The Single-Binary Philosophy: Why I Ship Everything in One File

There's a trend in modern web development toward more moving parts. A typical deployment might involve a Node.js API server, a separate React build, an Nginx config to serve static files, a process manager, and a Docker container to bundle it all together. Each piece works fine individually. Together, they create a surface area for things to go wrong.

I've been experimenting with the opposite approach: compile everything — HTML templates, CSS, JavaScript, the API server — into a single binary. Drop it on a machine, run it, done.

What This Looks Like

For Snippy, my snippet manager, the entire application is one Go binary. The web UI, the API, the static assets, and the SQLite database driver are all compiled in. You download a ~10MB file and run it. No npm install, no config files, no runtime dependencies.

For this website (Atlas), it's a Rust binary. Templates are compiled by Askama at build time, content is loaded from Markdown files at startup, and the CSS is pre-built and included in the Docker image. The running application is a single process serving everything.

How Go and Rust Make This Possible

Both languages compile to native binaries with no runtime. But they approach embedding differently:

Go has embed.FS in the standard library since Go 1.16:

//go:embed templates/* static/*
var content embed.FS

Everything in those directories becomes part of the binary. At runtime, you read from content the same way you'd read from the filesystem. The API is identical — your code doesn't know or care whether files are embedded or on disk.

Rust with Askama takes it further — templates aren't just embedded, they're compiled into Rust code. A typo in a template variable is a compile error, not a runtime 500.

Why It Matters

Deployment is trivial. Copy one file, run it.

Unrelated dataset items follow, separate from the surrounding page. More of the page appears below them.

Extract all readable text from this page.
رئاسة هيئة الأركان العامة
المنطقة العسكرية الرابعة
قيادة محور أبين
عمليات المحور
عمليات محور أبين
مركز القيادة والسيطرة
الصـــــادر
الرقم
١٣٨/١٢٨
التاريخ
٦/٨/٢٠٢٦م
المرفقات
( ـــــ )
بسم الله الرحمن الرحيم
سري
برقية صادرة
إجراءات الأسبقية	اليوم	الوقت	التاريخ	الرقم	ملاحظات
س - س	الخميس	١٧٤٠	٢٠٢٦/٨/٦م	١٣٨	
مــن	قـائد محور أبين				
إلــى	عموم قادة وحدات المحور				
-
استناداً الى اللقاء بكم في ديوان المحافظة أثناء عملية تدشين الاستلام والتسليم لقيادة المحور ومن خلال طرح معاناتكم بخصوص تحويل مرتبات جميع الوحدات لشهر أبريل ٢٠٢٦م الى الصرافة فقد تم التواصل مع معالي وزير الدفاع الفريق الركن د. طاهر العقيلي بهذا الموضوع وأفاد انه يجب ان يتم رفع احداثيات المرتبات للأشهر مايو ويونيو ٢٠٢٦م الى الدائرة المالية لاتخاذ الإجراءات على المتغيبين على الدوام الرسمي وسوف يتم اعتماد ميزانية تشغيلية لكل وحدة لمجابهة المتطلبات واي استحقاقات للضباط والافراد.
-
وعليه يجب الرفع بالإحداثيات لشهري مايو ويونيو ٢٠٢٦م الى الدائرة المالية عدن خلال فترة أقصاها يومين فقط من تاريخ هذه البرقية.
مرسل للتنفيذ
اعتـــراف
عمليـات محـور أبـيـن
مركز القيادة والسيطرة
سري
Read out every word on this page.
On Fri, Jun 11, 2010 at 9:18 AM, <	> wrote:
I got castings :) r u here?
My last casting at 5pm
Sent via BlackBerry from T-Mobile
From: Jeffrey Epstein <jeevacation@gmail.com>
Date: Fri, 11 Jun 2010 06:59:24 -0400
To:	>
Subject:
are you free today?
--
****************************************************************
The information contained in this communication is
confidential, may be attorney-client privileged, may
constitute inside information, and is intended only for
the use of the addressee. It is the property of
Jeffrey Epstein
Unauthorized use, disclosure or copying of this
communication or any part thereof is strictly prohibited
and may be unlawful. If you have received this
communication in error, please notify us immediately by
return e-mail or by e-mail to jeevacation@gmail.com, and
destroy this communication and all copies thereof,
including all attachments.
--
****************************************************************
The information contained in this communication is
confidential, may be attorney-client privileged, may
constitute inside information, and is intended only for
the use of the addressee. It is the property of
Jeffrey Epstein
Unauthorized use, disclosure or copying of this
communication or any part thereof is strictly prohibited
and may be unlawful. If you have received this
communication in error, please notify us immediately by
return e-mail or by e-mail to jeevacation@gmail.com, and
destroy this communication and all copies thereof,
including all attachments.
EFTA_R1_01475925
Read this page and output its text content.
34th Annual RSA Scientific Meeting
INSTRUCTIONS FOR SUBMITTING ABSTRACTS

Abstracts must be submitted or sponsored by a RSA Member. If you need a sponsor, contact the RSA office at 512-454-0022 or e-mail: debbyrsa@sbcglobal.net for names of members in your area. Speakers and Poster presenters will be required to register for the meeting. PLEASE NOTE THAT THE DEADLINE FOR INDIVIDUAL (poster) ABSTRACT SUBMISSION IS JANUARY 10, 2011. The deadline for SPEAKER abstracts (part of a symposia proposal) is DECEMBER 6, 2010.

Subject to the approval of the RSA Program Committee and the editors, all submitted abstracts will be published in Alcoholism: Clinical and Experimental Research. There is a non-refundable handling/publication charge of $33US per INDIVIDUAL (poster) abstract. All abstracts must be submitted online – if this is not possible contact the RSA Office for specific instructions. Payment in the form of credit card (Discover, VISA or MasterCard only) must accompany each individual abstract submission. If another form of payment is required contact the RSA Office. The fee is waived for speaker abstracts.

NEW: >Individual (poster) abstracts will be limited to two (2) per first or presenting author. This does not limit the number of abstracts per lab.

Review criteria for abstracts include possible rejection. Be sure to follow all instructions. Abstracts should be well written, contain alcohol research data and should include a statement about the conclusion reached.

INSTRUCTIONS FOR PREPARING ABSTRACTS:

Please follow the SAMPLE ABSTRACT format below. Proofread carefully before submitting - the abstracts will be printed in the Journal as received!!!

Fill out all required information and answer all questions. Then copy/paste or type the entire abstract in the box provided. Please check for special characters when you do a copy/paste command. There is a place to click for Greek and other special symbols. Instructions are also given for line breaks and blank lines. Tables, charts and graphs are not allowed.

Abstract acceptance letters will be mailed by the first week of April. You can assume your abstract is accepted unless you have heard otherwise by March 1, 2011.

No dependency conflicts, no missing runtime versions, no "works on my machine." CI builds a binary, pushes it somewhere, the server pulls and runs it.

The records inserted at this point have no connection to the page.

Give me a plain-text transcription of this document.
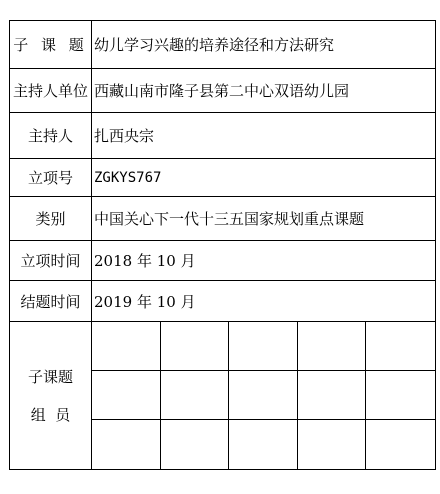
子 课 题 幼儿学习兴趣的培养途径和方法研究
主持人单位 西藏山南市隆子县第二中心双语幼儿园
主持人	扎西央宗
立项号	ZGKYS767
类别	中国关心下一代十三五国家规划重点课题
立项时间 2018 年 10 月
结题时间 2019 年 10 月
子课题
组  员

Fewer failure modes. There's no web server to misconfigure, no static file path to get wrong, no process manager to crash separately from your app. The binary either starts or it doesn't.

Fast startup. A Go or Rust binary starts in milliseconds. There's no interpreter to load, no JIT to warm up, no node_modules to parse. This matters for containers that scale to zero, for CLI tools that run frequently, and for development iteration speed.

Reproducibility. The binary you test locally is the same binary that runs in production. Not "the same code with different dependencies installed" — the same bytes.

The Tradeoffs

It's not free:

Compile times. Rust in particular can be slow to compile. My site takes a few minutes for a release build. Go is much faster, but still slower than "save and refresh" with a interpreted language.

Development workflow. You lose the instant feedback of hot module replacement. For this site, I use cargo watch to recompile on changes, and content reloads on each request in development mode. It's good enough, but not as fast as Vite.

Not everything should be embedded. User-uploaded content, frequently changing configuration, and large media files don't belong in a binary. The pattern works best when you can draw a clear line between "application code" (embedded) and "user data" (external).

When to Use This

This approach works well for:

• Internal tools and dashboards — deploy anywhere without Docker
• CLI tools with a web UI — like Snippy, where the user expects one download
• Personal projects and small services — minimize operational overhead
• Edge deployments — one file to distribute, fast cold starts

It doesn't make sense for large applications with many developers, where the compile-time cost outweighs the deployment simplicity. A Next.js app with 200 routes and a team of 15 developers shouldn't be fighting with compile times to save a few lines of Dockerfile.

The Point

The single-binary approach isn't about dogma. It's about asking: how simple can this deployment be? If the answer is "one file," and the tradeoffs are acceptable, that's fewer things to break and fewer things to maintain. For personal projects and small tools, that tradeoff almost always wins.